Dandys Monkey With Duran

by David Peisner
April 16, 2003

Nick Rhodes co-produces new Dandy Warhols record

"It's not an Eighties record, but it's definitely approached more that way," says Dandy Warhols' guitarist Peter Holmstrom of the band's fourth album, Welcome to the Monkey House, due July 22nd. The Oregon alt-rock foursome -- which also includes vocalist/guitarist Courtney Taylor-Taylor, drummer Brent DeBoer and keyboardist Zia McCabe -- recruited Duran Duran keyboardist Nick Rhodes as the album's co-producer, and Rhodes' bandmate Simon LeBon to sing backing vocals. The end result, according to Holmstrom is "the usual Dandy Warhols kind of sound, but achieved with less guitars and more Eighties-sounding keyboards."

It's the band's first release since 2000's Thirteen Tales From Urban Bohemia, a more classic-rock-tinged record that produced the minor hit "Bohemian Like You." The band spent nearly a year and a half recording Monkey House, splitting time between studios in London, New York and their hometown, Portland.

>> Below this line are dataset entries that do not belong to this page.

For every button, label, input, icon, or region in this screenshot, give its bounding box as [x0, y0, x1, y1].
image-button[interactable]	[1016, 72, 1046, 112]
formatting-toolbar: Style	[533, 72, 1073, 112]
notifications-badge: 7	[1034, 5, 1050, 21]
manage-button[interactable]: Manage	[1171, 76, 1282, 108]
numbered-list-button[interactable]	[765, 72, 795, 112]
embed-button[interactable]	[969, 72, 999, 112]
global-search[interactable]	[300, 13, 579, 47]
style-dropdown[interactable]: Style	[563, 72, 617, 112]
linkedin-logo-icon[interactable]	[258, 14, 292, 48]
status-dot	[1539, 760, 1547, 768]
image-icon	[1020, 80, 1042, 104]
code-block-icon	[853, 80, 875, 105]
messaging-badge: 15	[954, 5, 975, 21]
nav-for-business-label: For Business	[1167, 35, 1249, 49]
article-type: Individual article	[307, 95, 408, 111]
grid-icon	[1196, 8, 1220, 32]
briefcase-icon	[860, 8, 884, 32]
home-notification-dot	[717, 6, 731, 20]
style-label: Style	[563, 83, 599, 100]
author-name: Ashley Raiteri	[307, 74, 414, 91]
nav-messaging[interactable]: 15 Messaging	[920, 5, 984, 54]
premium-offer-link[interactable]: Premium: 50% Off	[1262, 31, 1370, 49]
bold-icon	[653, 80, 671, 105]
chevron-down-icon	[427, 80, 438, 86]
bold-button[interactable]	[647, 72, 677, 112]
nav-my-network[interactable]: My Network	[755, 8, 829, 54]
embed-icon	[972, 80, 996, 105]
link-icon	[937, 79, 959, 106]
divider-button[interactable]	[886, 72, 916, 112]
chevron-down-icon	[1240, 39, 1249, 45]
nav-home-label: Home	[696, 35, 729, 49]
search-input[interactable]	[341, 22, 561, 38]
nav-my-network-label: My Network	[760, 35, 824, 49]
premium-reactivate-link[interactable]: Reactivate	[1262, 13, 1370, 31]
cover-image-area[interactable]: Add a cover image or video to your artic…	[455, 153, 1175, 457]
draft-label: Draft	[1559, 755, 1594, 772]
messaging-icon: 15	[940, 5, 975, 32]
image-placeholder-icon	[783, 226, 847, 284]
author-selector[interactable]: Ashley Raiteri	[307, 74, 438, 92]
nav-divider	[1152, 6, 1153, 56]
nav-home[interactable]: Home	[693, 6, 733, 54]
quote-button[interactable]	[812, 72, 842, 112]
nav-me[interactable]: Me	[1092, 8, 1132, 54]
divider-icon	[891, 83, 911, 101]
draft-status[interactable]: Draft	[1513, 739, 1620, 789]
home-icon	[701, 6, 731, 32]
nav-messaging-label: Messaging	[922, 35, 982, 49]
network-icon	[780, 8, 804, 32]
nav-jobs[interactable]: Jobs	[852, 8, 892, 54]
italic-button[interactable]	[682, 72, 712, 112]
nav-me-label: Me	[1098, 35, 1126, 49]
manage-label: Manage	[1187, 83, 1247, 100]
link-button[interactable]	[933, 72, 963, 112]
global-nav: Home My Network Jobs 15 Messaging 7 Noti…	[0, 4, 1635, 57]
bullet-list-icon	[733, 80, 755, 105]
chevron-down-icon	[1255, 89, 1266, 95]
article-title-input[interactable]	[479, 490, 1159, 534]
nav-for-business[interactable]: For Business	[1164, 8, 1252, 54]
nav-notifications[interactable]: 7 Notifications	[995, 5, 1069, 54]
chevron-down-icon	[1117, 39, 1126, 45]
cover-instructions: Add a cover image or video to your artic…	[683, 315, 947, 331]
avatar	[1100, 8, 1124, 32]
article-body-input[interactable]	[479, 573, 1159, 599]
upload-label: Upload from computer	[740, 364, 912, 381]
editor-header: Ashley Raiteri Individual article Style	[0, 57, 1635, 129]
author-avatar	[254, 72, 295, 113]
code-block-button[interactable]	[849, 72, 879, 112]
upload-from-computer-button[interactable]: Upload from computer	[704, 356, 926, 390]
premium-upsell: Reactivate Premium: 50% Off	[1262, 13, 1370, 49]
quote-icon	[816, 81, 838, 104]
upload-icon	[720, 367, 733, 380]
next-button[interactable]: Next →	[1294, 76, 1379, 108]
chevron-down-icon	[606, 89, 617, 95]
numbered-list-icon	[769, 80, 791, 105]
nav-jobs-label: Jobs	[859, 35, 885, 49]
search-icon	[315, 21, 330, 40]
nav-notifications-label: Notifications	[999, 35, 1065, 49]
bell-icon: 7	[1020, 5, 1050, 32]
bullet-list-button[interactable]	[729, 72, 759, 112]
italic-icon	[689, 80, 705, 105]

The jet-setting was made necessary by the band's far-flung collaborators.

"We tried to get Nick Rhodes to come to Portland and work in our shitty little studio, but he wasn't having any of that," Holmstrom explains. "So we had to go to London and work in a fancy studio."

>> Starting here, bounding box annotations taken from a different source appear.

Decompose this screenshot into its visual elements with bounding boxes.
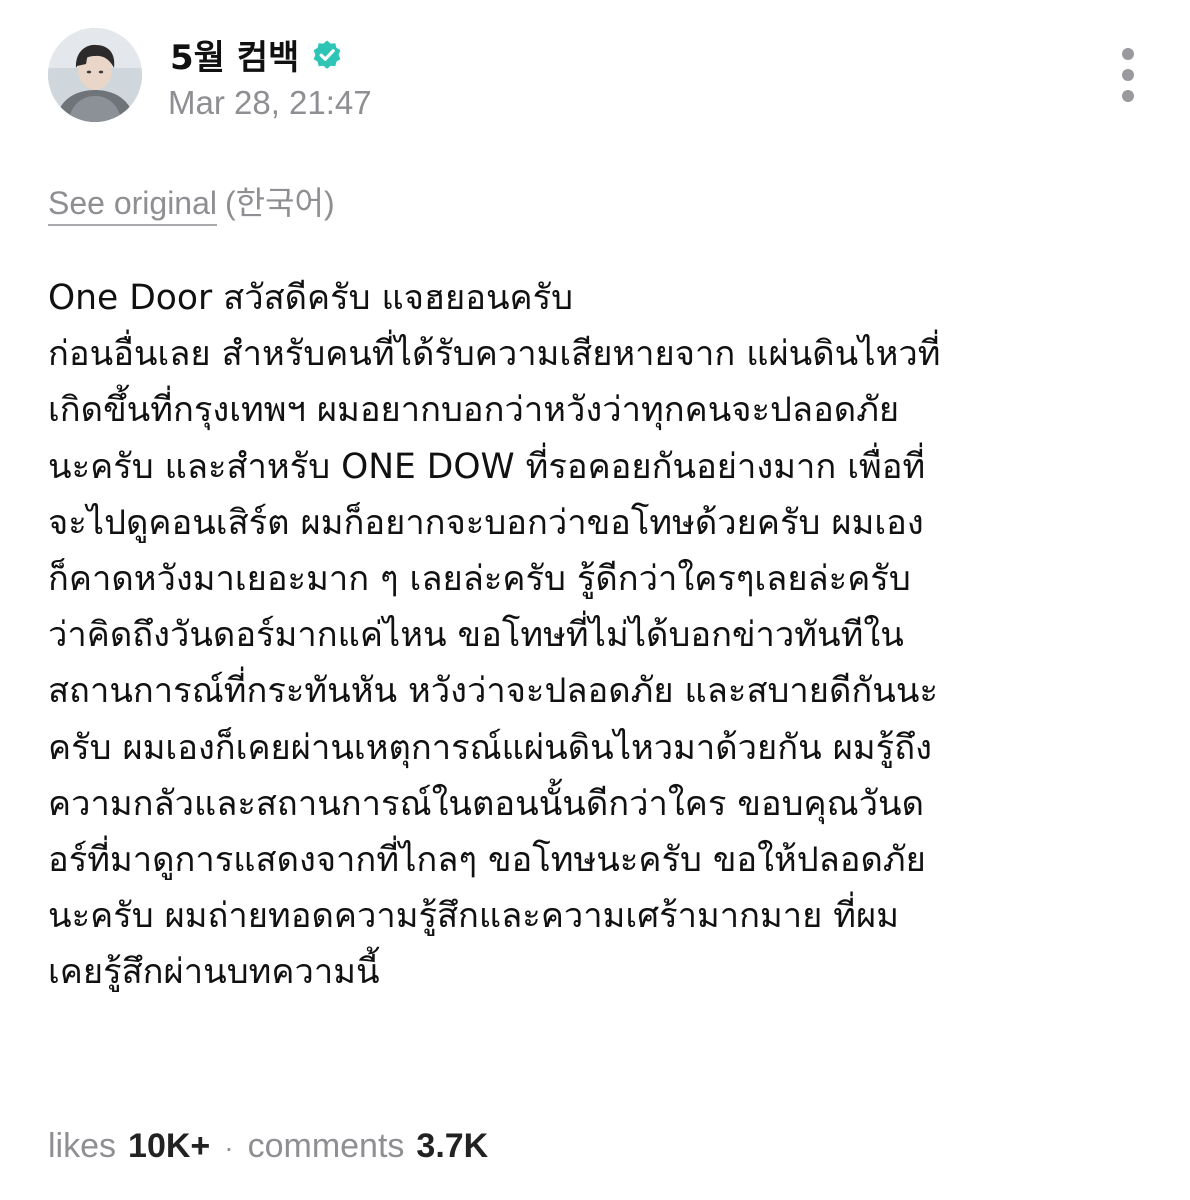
more-vertical-icon[interactable] xyxy=(1116,48,1140,108)
post-body-line: ว่าคิดถึงวันดอร์มากแค่ไหน ขอโทษที่ไม่ได้… xyxy=(48,615,904,656)
translation-row: See original (한국어) xyxy=(48,178,335,226)
post-stats: likes 10K+ · comments 3.7K xyxy=(48,1127,488,1166)
author-name-row[interactable]: 5월 컴백 xyxy=(170,30,343,79)
post-body-line: นะครับ และสำหรับ ONE DOW ที่รอคอยกันอย่า… xyxy=(48,446,926,487)
stats-separator: · xyxy=(224,1132,234,1163)
verified-badge-icon xyxy=(313,40,341,69)
post-body-line: จะไปดูคอนเสิร์ต ผมก็อยากจะบอกว่าขอโทษด้ว… xyxy=(48,502,924,543)
post-body-line: เคยรู้สึกผ่านบทความนี้ xyxy=(48,952,380,993)
post-body: One Door สวัสดีครับ แจฮยอนครับ ก่อนอื่นเ… xyxy=(48,270,1158,1000)
post-body-line: ก็คาดหวังมาเยอะมาก ๆ เลยล่ะครับ รู้ดีกว่… xyxy=(48,558,911,599)
post-body-line: เกิดขึ้นที่กรุงเทพฯ ผมอยากบอกว่าหวังว่าท… xyxy=(48,390,900,431)
author-name[interactable]: 5월 컴백 xyxy=(170,30,299,79)
avatar-photo xyxy=(48,28,142,122)
post-header: 5월 컴백 Mar 28, 21:47 xyxy=(48,28,1148,128)
post-body-line: นะครับ ผมถ่ายทอดความรู้สึกและความเศร้ามา… xyxy=(48,896,899,937)
comments-label[interactable]: comments xyxy=(248,1127,405,1166)
post-body-line: สถานการณ์ที่กระทันหัน หวังว่าจะปลอดภัย แ… xyxy=(48,671,938,712)
likes-count[interactable]: 10K+ xyxy=(128,1127,210,1166)
post-body-line: อร์ที่มาดูการแสดงจากที่ไกลๆ ขอโทษนะครับ … xyxy=(48,839,926,880)
post-body-line: One Door สวัสดีครับ แจฮยอนครับ xyxy=(48,278,574,318)
post-timestamp: Mar 28, 21:47 xyxy=(168,84,372,121)
original-language-label: (한국어) xyxy=(225,185,335,221)
likes-label[interactable]: likes xyxy=(48,1127,116,1166)
post-body-line: ครับ ผมเองก็เคยผ่านเหตุการณ์แผ่นดินไหวมา… xyxy=(48,727,932,768)
post-body-line: ความกลัวและสถานการณ์ในตอนนั้นดีกว่าใคร ข… xyxy=(48,783,924,824)
post-body-line: ก่อนอื่นเลย สำหรับคนที่ได้รับความเสียหาย… xyxy=(48,334,941,375)
see-original-link[interactable]: See original xyxy=(48,185,217,226)
comments-count[interactable]: 3.7K xyxy=(416,1127,488,1166)
avatar[interactable] xyxy=(48,28,142,122)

Rhodes, whom Dandy Warhols met through his friendship with their Capitol Records A&R man, initially came aboard to lend keyboards to one track, but the relationship quickly grew into something more substantial with Rhodes co-producing nearly three-quarters of the album. Tony Visconti, well-known for his production work for David Bowie and T. Rex, helped twiddle the knobs for two additional tunes, and legendary Chic guitarist Nile Rodgers contributes a signature guitar line to a song called "Scientist." "Nile was working with Duran Duran across the hall, so it was just like, 'Hey Nile, there's a guitar. Do something,'" Holmstrom says.

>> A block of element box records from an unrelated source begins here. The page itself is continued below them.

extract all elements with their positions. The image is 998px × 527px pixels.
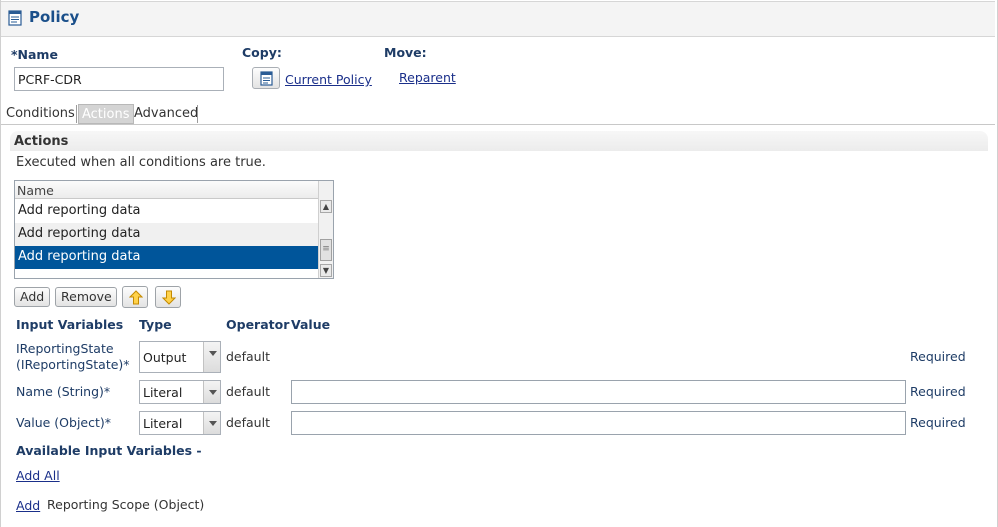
- actions-section-header: [10, 131, 988, 151]
- copy-button[interactable]: [252, 67, 280, 89]
- copy-document-icon: [260, 71, 273, 86]
- chevron-down-icon[interactable]: [203, 381, 220, 403]
- type-select-value: Output: [143, 350, 187, 365]
- move-down-button[interactable]: [155, 286, 181, 308]
- list-item-selected[interactable]: Add reporting data: [15, 246, 318, 269]
- type-select-value: Literal: [143, 385, 183, 400]
- name-field[interactable]: [14, 67, 224, 91]
- type-select[interactable]: Literal: [139, 380, 221, 404]
- list-header[interactable]: Name: [15, 181, 318, 199]
- tab-advanced[interactable]: Advanced: [131, 104, 201, 124]
- variable-label: IReportingState (IReportingState)*: [16, 341, 130, 372]
- list-scrollbar[interactable]: ▲ ≡ ▼: [318, 181, 333, 278]
- list-item[interactable]: Add reporting data: [15, 223, 318, 246]
- move-label: Move:: [384, 45, 427, 60]
- tab-separator: [76, 105, 77, 123]
- chevron-down-icon[interactable]: [203, 412, 220, 434]
- add-all-link[interactable]: Add All: [16, 468, 60, 483]
- current-policy-link[interactable]: Current Policy: [285, 72, 372, 87]
- arrow-up-icon: [129, 290, 143, 305]
- tab-conditions[interactable]: Conditions: [3, 104, 78, 124]
- scroll-down-icon[interactable]: ▼: [320, 264, 332, 277]
- col-value: Value: [291, 317, 331, 332]
- list-item[interactable]: Add reporting data: [15, 200, 318, 223]
- value-input[interactable]: [291, 411, 906, 435]
- required-label: Required: [910, 415, 966, 430]
- scroll-thumb[interactable]: ≡: [320, 239, 332, 261]
- document-icon: [8, 10, 22, 26]
- available-variables-title: Available Input Variables -: [16, 443, 202, 458]
- name-label: *Name: [11, 47, 58, 62]
- add-variable-link[interactable]: Add: [16, 498, 40, 513]
- type-select[interactable]: Literal: [139, 411, 221, 435]
- actions-section-title: Actions: [14, 134, 69, 149]
- scroll-up-icon[interactable]: ▲: [320, 200, 332, 213]
- type-select-value: Literal: [143, 416, 183, 431]
- col-type: Type: [139, 317, 172, 332]
- move-up-button[interactable]: [122, 286, 148, 308]
- operator-text: default: [226, 349, 270, 364]
- actions-description: Executed when all conditions are true.: [16, 155, 266, 170]
- col-operator: Operator: [226, 317, 290, 332]
- tab-divider: [1, 124, 995, 125]
- tab-actions[interactable]: Actions: [78, 104, 134, 124]
- required-label: Required: [910, 349, 966, 364]
- value-input[interactable]: [291, 380, 906, 404]
- arrow-down-icon: [162, 290, 176, 305]
- variable-label: Name (String)*: [16, 384, 111, 399]
- page-title: Policy: [29, 8, 80, 26]
- actions-list[interactable]: Name Add reporting data Add reporting da…: [14, 180, 334, 279]
- type-select[interactable]: Output: [139, 341, 221, 373]
- operator-text: default: [226, 415, 270, 430]
- variable-label: Value (Object)*: [16, 415, 112, 430]
- remove-action-button[interactable]: Remove: [55, 287, 117, 307]
- add-action-button[interactable]: Add: [14, 287, 50, 307]
- tab-separator: [197, 105, 198, 123]
- chevron-down-icon[interactable]: [203, 342, 220, 372]
- reparent-link[interactable]: Reparent: [399, 70, 456, 85]
- available-variable-name: Reporting Scope (Object): [47, 497, 205, 512]
- operator-text: default: [226, 384, 270, 399]
- title-bar: [1, 1, 995, 37]
- required-label: Required: [910, 384, 966, 399]
- col-input-variables: Input Variables: [16, 317, 124, 332]
- copy-label: Copy:: [242, 45, 282, 60]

The record's first single, "We Used to Be Friends," is fueled by buzzing keyboards and handclaps and is closest to the sound of the band's last record. Holmstrom compares another song, "The Last High," which was co-written with ex-Lemonhead Evan Dando, to Bowie's "Ashes to Ashes." "Nick did the most soulful sounding analog keyboard solo you've ever heard on it. I think it's the best song we've ever done."